Community backlash over homes and holiday lodges plan for notorious Fife quarry
Proposals to fill in a notorious quarry where an Edinburgh drama teacher tragically died and cover it with 180 homes and holiday lodges have been met with fury by a local community, which wants to see it retained for scuba diving.
Planning to fill in the waterlogged pit completely, company DDR (UK) Ltd says once-mooted plans to create a diving centre at Inverkeithing's Prestonhill Quarry are too complex.
The firm, operated by businessman Donald McCorquodale, has submitted an application for planning permission in principle to cover the area with residential dwellings, including 45 affordable homes, and log cabins.
Kelda Henderson was diving at the notorious Prestonhill quarry in Inverkeithing in July 2017 when she failed to resurface.
Her body was later recovered from the water.
The mother-of-one was a respected teacher at the Capital’s George Heriot’s school.
A cafe and upgrades to the Fife Coastal Path also form part of the plan by DDR (UK) Ltd following feedback from local community bodies.
The Beamer Rock lighthouse, currently in storage after being removed from the Firth of Forth to make way for the Queensferry Crossing, may also be incorporated into the development.
DDR's plans are a revision of those submitted by Prestonhill Developments Ltd in 2019, which featured both a dedicated scuba diving centre and 100 homes.
They are also much smaller in size than previous bids for housing on the site, which ran to as many as 500 homes.
However, McCorquodale's plans to fill in Prestonhill have been met with resistance from members of the local scuba diving community, who say it is a valuable training site for both hobbyists and the emergency services.
Craig Burles, an accredited scuba diving instructor, launched a petition last year to preserve Prestonhill that has gathered over 5,400 signatures.
He told enthusiast publication Dive Magazine last year that "probably every diver in Scotland's central belt" used the quarry from time to time, adding that it was popular with instructors.
And a survey carried out by the Inverkeithing Trust and Inverkeithing Community Council found that 81% of locals were against the housing plans, while 70% opposed filling the quarry in.
But while Prestonhill has been a favourite spot for local divers since mining ended 40 years ago, it has also earned a reputation as a hotspot for anti-social behaviour and dangerous behaviour.
Three people have died at the site in recent years, including two teenagers, while another fatality was recorded in 1972.

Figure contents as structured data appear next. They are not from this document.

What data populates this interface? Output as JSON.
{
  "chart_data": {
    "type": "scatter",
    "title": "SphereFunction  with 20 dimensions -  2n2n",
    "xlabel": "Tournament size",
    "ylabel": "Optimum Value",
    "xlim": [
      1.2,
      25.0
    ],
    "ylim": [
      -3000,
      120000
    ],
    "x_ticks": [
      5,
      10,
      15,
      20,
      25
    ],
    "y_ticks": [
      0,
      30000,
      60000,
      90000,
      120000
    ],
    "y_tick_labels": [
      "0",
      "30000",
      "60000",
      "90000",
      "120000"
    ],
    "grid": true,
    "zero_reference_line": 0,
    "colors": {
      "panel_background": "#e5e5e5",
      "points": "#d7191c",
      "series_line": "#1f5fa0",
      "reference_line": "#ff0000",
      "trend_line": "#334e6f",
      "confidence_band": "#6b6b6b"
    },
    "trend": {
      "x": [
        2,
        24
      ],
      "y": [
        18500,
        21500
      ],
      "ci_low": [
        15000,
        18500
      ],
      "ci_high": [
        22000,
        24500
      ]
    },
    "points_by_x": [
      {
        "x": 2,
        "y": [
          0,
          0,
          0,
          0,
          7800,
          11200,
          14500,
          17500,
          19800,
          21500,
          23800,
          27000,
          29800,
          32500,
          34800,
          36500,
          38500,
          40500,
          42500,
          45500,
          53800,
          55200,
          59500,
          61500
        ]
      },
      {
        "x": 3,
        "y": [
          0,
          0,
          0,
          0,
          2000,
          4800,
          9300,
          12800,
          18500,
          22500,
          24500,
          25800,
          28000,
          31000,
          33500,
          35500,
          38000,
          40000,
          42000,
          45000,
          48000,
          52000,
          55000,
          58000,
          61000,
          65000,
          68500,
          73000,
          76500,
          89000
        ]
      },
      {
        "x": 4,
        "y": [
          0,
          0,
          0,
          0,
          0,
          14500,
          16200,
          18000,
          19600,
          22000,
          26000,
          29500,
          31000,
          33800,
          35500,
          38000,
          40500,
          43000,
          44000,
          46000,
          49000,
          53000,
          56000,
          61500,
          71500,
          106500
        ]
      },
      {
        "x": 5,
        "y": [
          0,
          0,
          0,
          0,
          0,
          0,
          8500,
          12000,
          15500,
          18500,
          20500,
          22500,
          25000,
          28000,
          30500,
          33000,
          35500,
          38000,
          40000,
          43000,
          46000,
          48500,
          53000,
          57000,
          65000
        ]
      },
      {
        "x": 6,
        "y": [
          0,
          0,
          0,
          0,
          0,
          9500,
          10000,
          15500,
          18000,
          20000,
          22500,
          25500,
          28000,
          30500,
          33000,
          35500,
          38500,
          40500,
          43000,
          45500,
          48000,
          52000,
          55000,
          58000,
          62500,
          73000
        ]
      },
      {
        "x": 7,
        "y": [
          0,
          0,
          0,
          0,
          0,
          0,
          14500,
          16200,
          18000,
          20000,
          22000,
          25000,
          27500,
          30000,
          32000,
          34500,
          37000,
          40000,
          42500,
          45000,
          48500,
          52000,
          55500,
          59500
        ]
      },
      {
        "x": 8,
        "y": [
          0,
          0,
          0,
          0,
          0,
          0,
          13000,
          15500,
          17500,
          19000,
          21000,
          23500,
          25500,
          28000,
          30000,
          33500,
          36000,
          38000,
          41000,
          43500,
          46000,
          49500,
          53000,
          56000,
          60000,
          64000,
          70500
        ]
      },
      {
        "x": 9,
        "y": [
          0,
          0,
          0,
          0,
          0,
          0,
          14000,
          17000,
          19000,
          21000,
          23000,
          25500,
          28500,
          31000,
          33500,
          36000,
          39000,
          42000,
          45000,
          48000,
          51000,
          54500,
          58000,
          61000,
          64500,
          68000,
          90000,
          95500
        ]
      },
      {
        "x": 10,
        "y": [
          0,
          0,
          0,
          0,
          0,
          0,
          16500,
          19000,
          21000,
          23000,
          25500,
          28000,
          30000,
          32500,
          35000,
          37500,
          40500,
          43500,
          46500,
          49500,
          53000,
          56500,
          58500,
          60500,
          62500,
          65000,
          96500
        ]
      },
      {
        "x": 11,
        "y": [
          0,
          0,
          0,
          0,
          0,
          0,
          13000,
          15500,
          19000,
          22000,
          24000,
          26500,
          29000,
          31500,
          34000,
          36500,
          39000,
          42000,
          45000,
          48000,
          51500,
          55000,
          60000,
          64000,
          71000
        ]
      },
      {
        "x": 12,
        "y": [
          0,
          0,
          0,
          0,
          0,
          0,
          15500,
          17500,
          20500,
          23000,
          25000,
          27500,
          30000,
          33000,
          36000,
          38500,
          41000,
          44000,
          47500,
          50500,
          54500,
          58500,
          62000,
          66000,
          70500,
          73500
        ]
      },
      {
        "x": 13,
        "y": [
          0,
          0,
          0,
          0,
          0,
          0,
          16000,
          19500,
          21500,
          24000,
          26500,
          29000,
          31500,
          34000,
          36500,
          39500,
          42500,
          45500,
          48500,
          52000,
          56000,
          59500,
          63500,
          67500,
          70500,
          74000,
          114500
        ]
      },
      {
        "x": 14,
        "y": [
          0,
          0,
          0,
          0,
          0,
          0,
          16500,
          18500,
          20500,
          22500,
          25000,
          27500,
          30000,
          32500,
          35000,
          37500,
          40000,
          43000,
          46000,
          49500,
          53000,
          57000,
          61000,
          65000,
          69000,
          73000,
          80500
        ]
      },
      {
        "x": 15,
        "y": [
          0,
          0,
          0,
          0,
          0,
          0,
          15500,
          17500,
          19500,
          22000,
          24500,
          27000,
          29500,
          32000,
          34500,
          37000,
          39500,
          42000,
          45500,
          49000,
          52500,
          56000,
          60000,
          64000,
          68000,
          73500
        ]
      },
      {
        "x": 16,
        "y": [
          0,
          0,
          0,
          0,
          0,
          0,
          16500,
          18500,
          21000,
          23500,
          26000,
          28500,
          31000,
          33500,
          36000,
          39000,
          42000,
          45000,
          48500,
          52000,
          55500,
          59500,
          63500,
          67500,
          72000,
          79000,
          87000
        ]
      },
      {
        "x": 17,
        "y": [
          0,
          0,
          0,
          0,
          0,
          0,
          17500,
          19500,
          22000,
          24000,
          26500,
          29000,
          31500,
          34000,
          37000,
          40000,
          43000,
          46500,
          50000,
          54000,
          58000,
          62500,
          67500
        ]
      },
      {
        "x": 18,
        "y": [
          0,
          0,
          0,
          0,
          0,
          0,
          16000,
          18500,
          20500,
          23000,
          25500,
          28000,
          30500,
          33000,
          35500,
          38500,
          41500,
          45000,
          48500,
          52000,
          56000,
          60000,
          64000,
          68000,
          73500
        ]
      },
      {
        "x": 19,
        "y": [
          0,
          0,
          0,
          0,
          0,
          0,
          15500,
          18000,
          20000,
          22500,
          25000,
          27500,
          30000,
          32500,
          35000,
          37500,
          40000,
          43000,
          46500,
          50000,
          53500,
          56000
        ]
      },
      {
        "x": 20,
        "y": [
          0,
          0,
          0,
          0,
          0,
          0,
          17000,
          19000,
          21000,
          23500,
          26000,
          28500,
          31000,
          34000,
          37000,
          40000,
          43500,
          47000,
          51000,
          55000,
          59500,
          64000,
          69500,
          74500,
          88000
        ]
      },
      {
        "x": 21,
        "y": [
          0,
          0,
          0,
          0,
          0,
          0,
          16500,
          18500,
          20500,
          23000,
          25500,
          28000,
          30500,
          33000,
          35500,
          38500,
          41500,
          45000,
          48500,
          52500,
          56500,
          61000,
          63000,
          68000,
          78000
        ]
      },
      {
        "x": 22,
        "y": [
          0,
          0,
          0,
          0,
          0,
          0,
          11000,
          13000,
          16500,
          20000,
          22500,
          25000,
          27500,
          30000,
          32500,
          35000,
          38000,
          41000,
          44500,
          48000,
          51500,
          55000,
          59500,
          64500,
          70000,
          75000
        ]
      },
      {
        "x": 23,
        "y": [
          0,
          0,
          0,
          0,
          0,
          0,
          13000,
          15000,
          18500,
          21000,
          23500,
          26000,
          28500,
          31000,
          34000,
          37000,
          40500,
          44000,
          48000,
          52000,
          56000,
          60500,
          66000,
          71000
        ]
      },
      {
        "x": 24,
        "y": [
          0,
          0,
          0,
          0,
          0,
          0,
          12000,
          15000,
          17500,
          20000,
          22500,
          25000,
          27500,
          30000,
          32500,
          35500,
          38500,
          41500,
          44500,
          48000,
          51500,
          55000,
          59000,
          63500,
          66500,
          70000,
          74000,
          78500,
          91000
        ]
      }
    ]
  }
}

Police records obtained by DDR suggest there have been 65 incidents requiring emergency service intervention since 2016, with 24 of those occurring in 2020 alone.
A statement included in DDR's application claims the diving centre bid is "unviable", despite the firm's best efforts. The developer also believes the risk to public safety too great to justify retaining the pool.
McCorquodale has offered to adapting a former conveyor belt structure - once used to load rock directly onto ships in the Forth - as a pier for leisure boats and divers as a compromise.
"Notwithstanding that the quarry is a well-used recreational area there have been ongoing life endangering and nuisance/anti-social behaviour incidents reported over many years," the statement read.
"This has raised significant public safety concerns with the frequent involvement of emergency services, notably over the last year.
"There has been continual vandalism of fencing and, despite intervention, the applicant contends that the quarry has inadequate safety measures in place."
As a major planning application, the Prestonhill housing bid will be considered by Fife Council's central and west planning committee later this year.